A compra das operações do HSBC no Brasil pelo Bradesco marca o fim da consolidação do sistema bancário doméstico após a crise de 2008, o predomínio agora praticamente inabalável dos bancos nacionais privados e a reversão do aumento da participação do capital estrangeiro no setor, iniciada após o Plano Real. Por outro lado, a concentração bancária, que deu um salto expressivo após 2008, aumentou ainda mais com a aquisição ¬ os quatro maiores bancos do país passaram a deter 75,7% do crédito total. No embate pelo mercado nacional, o Bradesco voltou a se aproximar do Itaú Unibanco e passar a Caixa Econômica Federal, a terceira maior instituição.
O prejuízo do HSBC em 2014 foi o sinal derradeiro e eloquente das dificuldades de um banco estrangeiro avançar no varejo brasileiro. Depois de comprar o Bamerindus, sétimo maior banco do país, sob liquidação, em 23 de março de 1997, colocando R$ 1 bilhão de capital próprio, o HSBC esboçou uma ofensiva que o levaria às primeiras posições no ranking.
Intenções grandiosas foram derrubadas por indecisão de rumos e concorrentes ativos e bem instalados. O período de estadia do HSBC no país foi propício à expansão de bancos. O volume de crédito, de 28,3% do PIB em 2000, dobrou para mais de 56% do PIB em 2014, quando o HSBC, assolado por altos custos de operação, teve prejuízo, algo raro para bancos de seu porte, mesmo em períodos de crise.
O HSBC não encontrou um caminho próprio ou marca distintiva. No exterior, seu trunfo é sua enorme rede global, que apoia empresas e investidores onde quer que pretendam fazer negócios. Isto pode ter lhe trazido alguns bons clientes no país, apesar da concorrência bem implantada na área do Citibank, mas foi claramente insuficiente para bancar uma operação de porte bem sucedida. Capturou 600 mil correntistas endinheirados, embora isso também não o tenha feito deslanchar.

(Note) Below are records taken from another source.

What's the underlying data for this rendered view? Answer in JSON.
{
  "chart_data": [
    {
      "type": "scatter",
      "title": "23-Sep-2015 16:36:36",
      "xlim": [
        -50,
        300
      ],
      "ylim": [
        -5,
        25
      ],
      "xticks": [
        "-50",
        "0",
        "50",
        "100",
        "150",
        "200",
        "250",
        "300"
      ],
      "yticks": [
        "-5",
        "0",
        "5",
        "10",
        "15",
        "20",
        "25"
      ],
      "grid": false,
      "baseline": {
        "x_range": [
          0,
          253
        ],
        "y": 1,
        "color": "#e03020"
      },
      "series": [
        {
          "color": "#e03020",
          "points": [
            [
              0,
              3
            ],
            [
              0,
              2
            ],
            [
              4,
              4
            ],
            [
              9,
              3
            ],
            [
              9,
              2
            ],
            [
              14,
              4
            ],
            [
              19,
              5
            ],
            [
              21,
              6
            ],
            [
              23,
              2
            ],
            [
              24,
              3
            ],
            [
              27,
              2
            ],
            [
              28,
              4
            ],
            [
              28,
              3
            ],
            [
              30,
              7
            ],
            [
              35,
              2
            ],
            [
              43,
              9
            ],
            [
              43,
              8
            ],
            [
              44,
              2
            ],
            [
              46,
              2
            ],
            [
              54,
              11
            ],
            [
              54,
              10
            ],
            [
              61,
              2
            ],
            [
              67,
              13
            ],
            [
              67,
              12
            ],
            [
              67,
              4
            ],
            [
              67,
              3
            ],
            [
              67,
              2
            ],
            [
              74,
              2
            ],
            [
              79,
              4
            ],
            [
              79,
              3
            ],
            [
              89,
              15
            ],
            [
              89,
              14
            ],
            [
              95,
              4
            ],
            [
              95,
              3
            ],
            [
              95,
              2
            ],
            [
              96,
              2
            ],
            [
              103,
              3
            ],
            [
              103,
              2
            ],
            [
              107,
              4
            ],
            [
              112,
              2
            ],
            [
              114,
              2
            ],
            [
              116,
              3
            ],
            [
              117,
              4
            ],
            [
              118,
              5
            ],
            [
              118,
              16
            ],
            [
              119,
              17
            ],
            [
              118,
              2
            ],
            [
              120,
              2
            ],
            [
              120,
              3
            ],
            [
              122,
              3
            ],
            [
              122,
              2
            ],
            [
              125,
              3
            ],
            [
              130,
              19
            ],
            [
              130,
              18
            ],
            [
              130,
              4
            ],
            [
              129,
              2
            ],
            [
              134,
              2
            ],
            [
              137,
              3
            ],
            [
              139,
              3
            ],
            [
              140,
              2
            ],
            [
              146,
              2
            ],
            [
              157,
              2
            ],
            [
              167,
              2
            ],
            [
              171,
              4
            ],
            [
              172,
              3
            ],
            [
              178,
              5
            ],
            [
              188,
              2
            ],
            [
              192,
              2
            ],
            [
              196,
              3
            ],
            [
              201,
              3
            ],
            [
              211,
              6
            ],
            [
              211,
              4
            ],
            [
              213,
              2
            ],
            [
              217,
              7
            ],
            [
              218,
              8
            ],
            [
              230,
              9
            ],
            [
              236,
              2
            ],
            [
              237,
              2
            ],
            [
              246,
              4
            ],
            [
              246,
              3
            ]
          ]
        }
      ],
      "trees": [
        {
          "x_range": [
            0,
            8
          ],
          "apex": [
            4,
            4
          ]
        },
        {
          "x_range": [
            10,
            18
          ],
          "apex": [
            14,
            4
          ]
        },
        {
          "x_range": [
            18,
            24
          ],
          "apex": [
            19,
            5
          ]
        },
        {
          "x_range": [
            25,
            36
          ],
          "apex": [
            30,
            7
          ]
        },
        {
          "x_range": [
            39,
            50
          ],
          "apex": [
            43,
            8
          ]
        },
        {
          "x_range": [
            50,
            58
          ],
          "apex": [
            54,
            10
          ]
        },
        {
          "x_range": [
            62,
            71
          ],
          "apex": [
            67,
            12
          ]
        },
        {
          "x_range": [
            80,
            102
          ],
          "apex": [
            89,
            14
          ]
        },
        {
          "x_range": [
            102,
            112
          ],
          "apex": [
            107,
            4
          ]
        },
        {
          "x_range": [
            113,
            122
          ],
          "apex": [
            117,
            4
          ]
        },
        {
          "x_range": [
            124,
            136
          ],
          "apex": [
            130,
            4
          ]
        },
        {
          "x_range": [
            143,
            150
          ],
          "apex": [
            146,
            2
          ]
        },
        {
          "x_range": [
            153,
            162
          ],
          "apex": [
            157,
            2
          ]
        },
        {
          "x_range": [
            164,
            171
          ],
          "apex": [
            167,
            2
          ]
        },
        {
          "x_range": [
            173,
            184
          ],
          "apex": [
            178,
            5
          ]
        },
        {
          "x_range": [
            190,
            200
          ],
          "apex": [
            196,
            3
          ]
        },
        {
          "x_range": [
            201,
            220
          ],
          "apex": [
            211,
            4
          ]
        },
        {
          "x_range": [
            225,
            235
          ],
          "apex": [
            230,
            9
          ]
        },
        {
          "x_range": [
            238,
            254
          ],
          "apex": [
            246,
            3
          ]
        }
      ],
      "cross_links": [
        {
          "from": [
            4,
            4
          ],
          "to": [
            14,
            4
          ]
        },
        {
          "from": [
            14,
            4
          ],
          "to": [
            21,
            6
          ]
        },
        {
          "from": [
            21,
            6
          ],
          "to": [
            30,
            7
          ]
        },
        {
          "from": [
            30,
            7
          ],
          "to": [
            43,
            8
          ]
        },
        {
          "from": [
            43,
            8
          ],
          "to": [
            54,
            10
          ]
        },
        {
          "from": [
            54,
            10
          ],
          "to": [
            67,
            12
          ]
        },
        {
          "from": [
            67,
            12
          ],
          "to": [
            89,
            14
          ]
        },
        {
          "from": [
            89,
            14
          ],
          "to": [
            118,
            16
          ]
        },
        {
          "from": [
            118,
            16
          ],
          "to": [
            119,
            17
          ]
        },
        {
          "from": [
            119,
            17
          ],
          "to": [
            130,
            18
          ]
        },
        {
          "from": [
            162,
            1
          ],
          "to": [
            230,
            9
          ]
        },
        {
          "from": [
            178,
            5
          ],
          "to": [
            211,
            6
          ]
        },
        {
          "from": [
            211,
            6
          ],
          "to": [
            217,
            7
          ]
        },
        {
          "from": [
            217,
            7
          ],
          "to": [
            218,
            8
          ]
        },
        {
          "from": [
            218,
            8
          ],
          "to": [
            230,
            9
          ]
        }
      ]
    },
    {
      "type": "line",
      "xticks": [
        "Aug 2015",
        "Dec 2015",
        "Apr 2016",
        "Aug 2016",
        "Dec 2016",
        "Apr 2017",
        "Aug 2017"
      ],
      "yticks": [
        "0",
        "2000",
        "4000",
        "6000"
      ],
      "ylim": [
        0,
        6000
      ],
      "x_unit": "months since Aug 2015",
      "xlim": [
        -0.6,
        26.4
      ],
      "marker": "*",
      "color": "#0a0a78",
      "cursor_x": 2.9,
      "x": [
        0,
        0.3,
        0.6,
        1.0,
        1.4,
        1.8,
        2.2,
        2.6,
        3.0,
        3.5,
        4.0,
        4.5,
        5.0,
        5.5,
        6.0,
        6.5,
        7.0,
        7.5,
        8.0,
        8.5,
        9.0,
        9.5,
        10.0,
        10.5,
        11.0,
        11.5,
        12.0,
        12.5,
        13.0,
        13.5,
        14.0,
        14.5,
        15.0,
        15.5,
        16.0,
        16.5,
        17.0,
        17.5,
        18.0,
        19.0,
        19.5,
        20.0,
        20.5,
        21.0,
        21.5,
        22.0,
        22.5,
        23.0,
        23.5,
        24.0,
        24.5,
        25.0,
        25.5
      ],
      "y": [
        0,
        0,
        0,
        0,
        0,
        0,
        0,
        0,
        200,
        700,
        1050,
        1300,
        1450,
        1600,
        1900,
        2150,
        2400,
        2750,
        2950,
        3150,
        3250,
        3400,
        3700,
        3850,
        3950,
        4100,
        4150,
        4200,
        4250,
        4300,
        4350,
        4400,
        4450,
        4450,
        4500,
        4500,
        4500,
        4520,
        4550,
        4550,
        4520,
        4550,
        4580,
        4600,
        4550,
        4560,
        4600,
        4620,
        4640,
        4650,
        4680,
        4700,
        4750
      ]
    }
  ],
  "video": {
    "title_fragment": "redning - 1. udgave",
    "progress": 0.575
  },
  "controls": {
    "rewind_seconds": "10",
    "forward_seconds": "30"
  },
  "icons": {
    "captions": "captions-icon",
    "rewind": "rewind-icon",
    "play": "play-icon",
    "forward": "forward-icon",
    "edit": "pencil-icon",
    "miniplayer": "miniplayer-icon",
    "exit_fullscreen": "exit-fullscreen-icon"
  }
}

O Bamerindus, quando entregue ao HSBC, tinha uma rede de agências maior do que a do Itaú. O banco teria de ter ações decisivas de varejo ou encolher e se dedicar a nichos lucrativos. Ficou no meio do caminho: encolheu o número de agências e teve atuação anêmica na conquista de novos correntistas.
A "época de ouro" dos bancos estrangeiros ocorreu logo após o Real, com a quebradeira de grandes bancos nacionais. Em 2001, entre as 12 maiores instituições do país, 5 eram estrangeiras (pelo porte, Santander, ABN Amro, Bank Boston, Citi e HSBC. Agora são apenas duas, Santander e Citi.
A promessa implícita na revoada de bancos para o Brasil era a de ganhos de qualidade, de preços dos serviços e de tecnologia que não ocorreram. Nem todos se adaptaram a um mercado peculiar, repleto de barreiras. Em seus países de origem vários desses bancos jamais enfrentaram como rivais bancos públicos gigantes, com mais de 40% do mercado de crédito, um mercado com alto grau de direcionamento obrigatório do crédito e bancos nacionais com alta capacidade de competição e elevado nível de tecnologia. Um dos primeiros a entrar e sair foi o Bilbao Viscaya, segundo maior banco espanhol, que comprou o Econômico e não se deu bem.
O Itaú comprou o Unibanco e se preveniu do avanço externo, além de levar depois o Bank Boston. O Bradesco seguiu também o caminho das aquisições e ajudou a fechar o terreno à ofensiva estrangeira. Sobraram o Citi, que não mostra agressividade no varejo e ganha dinheiro em seu nicho, e o espanhol Santander, o mais ousado e bem - sucedido entre os estrangeiros. Quando pagou ágio de 281% e desembolsou R$ 7 bilhões pelo Banespa, em novembro de 2000, houve quem qualificasse de loucura o lance. Mas era a última grande chance de acesso ao mercado, a partir da qual cresceu ainda mais com aquisições de bons bancos, como o Real. Teria avançado bem comprando o HSBC, mas perdeu a disputa.
Da mesma forma, ações do Bradesco caíram após o anúncio da transação pelo preço supostamente alto que pagou. Mas o HSBC era outra oportunidade única. Primeiro, para que não se distanciasse de seu maior rival, o Itaú Unibanco, algo muito mais difícil de realizar sem a aquisição, porque não há mais bancos de porte semelhante disponíveis. Depois, por reforçar presença no mercado do Sul, onde o ex - Bamerindus tinha suas raízes e rechear sua carteira de clientes de alta renda e, terceiro, pela eliminação de um rival, ainda que fraco.
A compra do HSBC porém, aumenta a concentração, já elevada em depósitos e crédito. Para o cliente dos bancos, pode não ser uma boa notícia.